Dulal Dutta (c. 1925 – 17 August 2010; Kolkata) was a film editor in the Bengali film industry located in Kolkata (previously Calcutta), West Bengal, India. He is especially remembered for his association with the acclaimed film director Satyajit Ray, whose films were all edited by Dutta.

==Early life==
In the early 1940s, Dulal Dutta moved to Kolkata from Chandannagar, a small town and former French colony about 30–40 km away. He watched his first movie at Suchitra Theater in Behala, southwestern Kolkata, while working as a compounder at a charitable dispensary in Alipur, not very far away. In 1942, he ran off to Mumbai and for a while worked as a make-up artist and clapper-boy in films before being allowed inside the editing lab at a production company in Mumbai.

== Career ==
He worked as an assistant editor and observing editor at Ranjit Movietone in Mumbai before returning to Kolkata before 1949. In Kolkata, he got acquainted with Ramesh Joshi, editor of Ritwik Ghatak's films, including his most famous works, through another film editor and director, Ardhendu Chatterjee. Joshi introduced Dutta to Bharat Lakshmi Studios, established in 1933/1934 and well known for producing films in multiple languages. Although Dutta never received any formal training in film editing, while working at the studio, he learned film editing from the ground up.

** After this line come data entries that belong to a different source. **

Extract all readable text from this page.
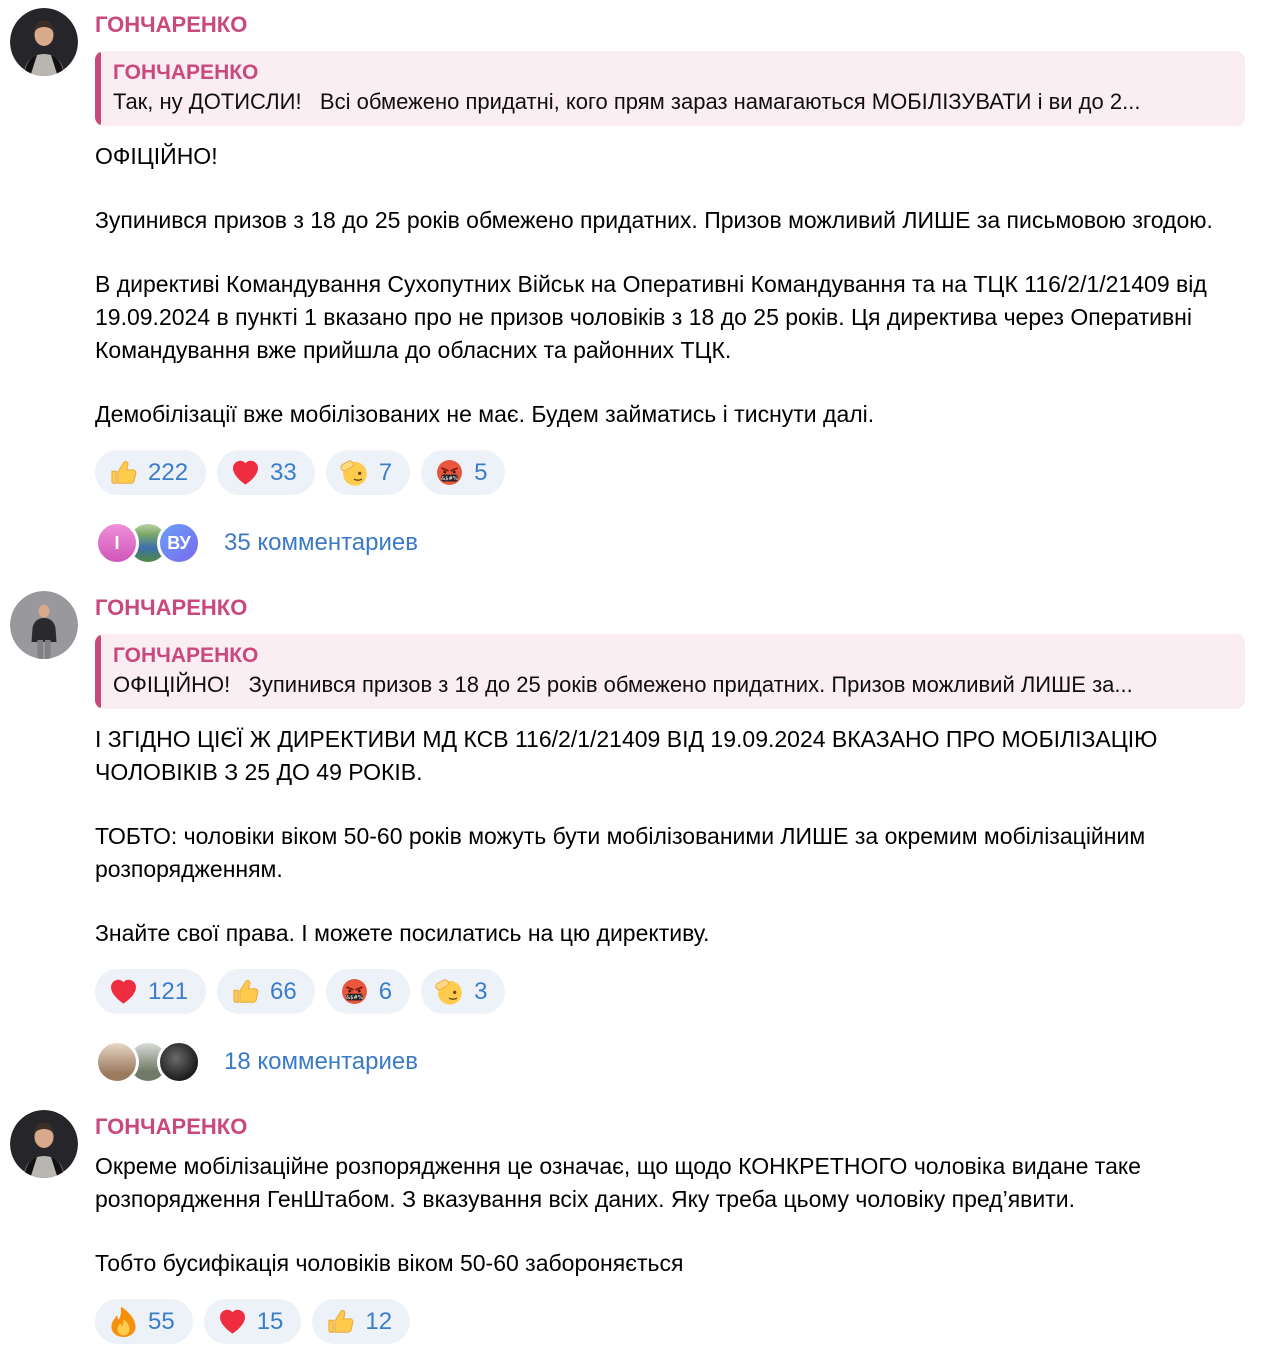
ГОНЧАРЕНКО
ГОНЧАРЕНКО
Так, ну ДОТИСЛИ!   Всі обмежено придатні, кого прям зараз намагаються МОБІЛІЗУВАТИ і ви до 2...

ОФІЦІЙНО!

Зупинився призов з 18 до 25 років обмежено придатних. Призов можливий ЛИШЕ за письмовою згодою.

В директиві Командування Сухопутних Військ на Оперативні Командування та на ТЦК 116/2/1/21409 від 19.09.2024 в пункті 1 вказано про не призов чоловіків з 18 до 25 років. Ця директива через Оперативні Командування вже прийшла до обласних та районних ТЦК.

Демобілізації вже мобілізованих не має. Будем займатись і тиснути далі.

222	33	7	&$#% 5
І	ВУ	35 комментариев
ГОНЧАРЕНКО
ГОНЧАРЕНКО
ОФІЦІЙНО!   Зупинився призов з 18 до 25 років обмежено придатних. Призов можливий ЛИШЕ за...

І ЗГІДНО ЦІЄЇ Ж ДИРЕКТИВИ МД КСВ 116/2/1/21409 ВІД 19.09.2024 ВКАЗАНО ПРО МОБІЛІЗАЦІЮ ЧОЛОВІКІВ З 25 ДО 49 РОКІВ.

ТОБТО: чоловіки віком 50-60 років можуть бути мобілізованими ЛИШЕ за окремим мобілізаційним розпорядженням.

Знайте свої права. І можете посилатись на цю директиву.

121	66	&$#% 6	3
18 комментариев
ГОНЧАРЕНКО

Окреме мобілізаційне розпорядження це означає, що щодо КОНКРЕТНОГО чоловіка видане таке розпорядження ГенШтабом. З вказування всіх даних. Яку треба цьому чоловіку пред’явити.

Тобто бусифікація чоловіків віком 50-60 забороняється

55	15	12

With films like Paribartan (1949) and Borjatri (1951), he became an independent editor. While working on the latter, he got acquainted with art director Bansi Chandragupta, who, in turn, introduced him to Satyajit Ray in 1951

Dutta edited all of Ray's films, from Pather Panchali (1955) to Agantuk (1991), apart from shorts and documentaries, in a collaboration that lasted 36 years. Merchant-Ivory Productions approached him to edit one of their productions, which would have brought him good money, but he turned down the “prized contract” since it would have taken him away from Ray's projects.

After Ray's death, Dutta edited Uttoran and Target, directed by Sandip Ray, his erstwhile mentor's son.

==Filmography==
- Debatra (1955)
- Pather Panchali (1955)
- Aparajito (1956)
- Asha (1956)
- Andhare Alo (1957)
- Parash Pathar (1958)
- Jalsaghar (1958)
- Apur Sansar (1959)
- Devi (1960)
- Teen Kanya (1961)
- Rabindranath Tagore (1961)
- Kanchenjungha (1962)
- Abhijan (1962)
- Mahanagar (1963)
- Charulata (1964)
- Mahapurush (1965)
- Kapurush (1965)
- Nayak (1966)
- Chiriyakhana (1967)
- Balika Badhu (1967)
- Goopy Gyne Bagha Byne (1968)
- Charan Kavi Mukundadas (1968)
- Aranyer Din Ratri (1970)
- Sikkim (1971)
- Seemabaddha (1971)
- The Inner Eye (1972)
- Pratidwandi (1972)
- Ashani Sanket (1973)
- Sonar Kella (1974)
- Jana Aranya (1976)
- Shatranj Ke Khilari (1977)
- Heerak Rajar Deshe (1980)
- Sadgati (1981) (TV)
- Pikoo (1981) (TV)
- Phatik Chand (1983)
- Ghare Baire (1984)
- Ganashatru (1989)
- Shakha Proshakha (1990)
- Goopy Bagha Phire Elo (1991)
- Agantuk (1991)
- Uttoran (1994)
- Target (1995)

===Sound Department===
- Chiriyakhana (1967) (sound editor)
- Balika Badhu (1967) (English title: The Young Wife) (sound editor)

== Death ==
Dulal Dutta died in Kolkata on August 17, 2010, after a cerebral haemorrhage.